Johanna Helbing-Felix
October 26 to December 4, 2015: Johanna Helbling-FelixThe exhibition presented at the Heart Center in 2006 bore the promising title Underside of the Sky. Today, visitors can view the continuation of this theme in the same rooms. The artist, an experienced pilot, took a picture of the surface of the earth and the underside of the sky. What do you experience and see when you get closer and closer to the sky and away from the earth?
These are primarily landscape paintings that dissolve into structures, vague bodies and reflections of light. The composition is predetermined, such as the Rheinaue. Helbling-Felix shows a series of four drawings of this motif. In the soft colors of the pictures, one believes to see colors of the sky, as if blue-soaked clouds were reflected in the landscape.

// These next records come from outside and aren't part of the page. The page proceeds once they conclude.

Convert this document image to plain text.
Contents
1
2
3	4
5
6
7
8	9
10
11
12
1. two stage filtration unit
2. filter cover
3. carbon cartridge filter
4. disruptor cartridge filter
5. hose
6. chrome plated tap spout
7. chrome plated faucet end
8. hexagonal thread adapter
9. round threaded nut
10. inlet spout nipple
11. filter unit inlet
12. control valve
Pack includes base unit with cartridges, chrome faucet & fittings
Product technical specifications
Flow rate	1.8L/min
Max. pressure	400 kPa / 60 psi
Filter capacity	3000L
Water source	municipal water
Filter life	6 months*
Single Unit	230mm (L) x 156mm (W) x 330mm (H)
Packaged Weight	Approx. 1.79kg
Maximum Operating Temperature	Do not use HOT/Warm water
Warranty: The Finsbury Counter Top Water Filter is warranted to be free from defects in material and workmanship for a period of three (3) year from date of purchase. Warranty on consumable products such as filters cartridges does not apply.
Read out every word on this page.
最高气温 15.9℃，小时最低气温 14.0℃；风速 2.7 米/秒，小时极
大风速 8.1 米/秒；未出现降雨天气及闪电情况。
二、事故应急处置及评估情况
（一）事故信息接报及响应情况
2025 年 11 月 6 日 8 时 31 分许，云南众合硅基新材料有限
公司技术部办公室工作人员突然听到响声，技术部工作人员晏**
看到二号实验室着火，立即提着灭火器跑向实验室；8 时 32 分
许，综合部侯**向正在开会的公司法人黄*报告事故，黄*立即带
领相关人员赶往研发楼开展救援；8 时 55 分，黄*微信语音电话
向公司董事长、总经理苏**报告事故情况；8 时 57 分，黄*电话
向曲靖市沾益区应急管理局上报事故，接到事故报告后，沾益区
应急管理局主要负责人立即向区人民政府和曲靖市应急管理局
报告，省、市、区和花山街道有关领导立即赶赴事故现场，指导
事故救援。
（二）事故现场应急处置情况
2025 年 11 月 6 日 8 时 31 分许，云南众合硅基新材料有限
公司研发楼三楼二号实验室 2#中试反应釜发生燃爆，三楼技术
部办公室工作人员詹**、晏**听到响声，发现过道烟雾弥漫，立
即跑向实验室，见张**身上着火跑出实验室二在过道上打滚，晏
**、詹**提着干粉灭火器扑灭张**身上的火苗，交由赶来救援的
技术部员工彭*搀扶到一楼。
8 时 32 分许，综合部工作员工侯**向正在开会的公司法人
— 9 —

Roads, fields, forests, lakes and ponds glide beneath you. A magical panorama is revealed, which continues in your mind's eye. The viewer sits in the airplane and experiences the transformation of the earth's surface into abstract patterns.
It is striking that alternating rich and matt red and orange tones adorn the filigree surface of the earth. Perhaps these are artistic souvenirs that Helbling-Felix brought back from her trip to Australia in 2004. During a three-month stay as artist in residence, she was able to admire the southern continent's color palette, rare to European eyes, from the cockpit of her Cessna.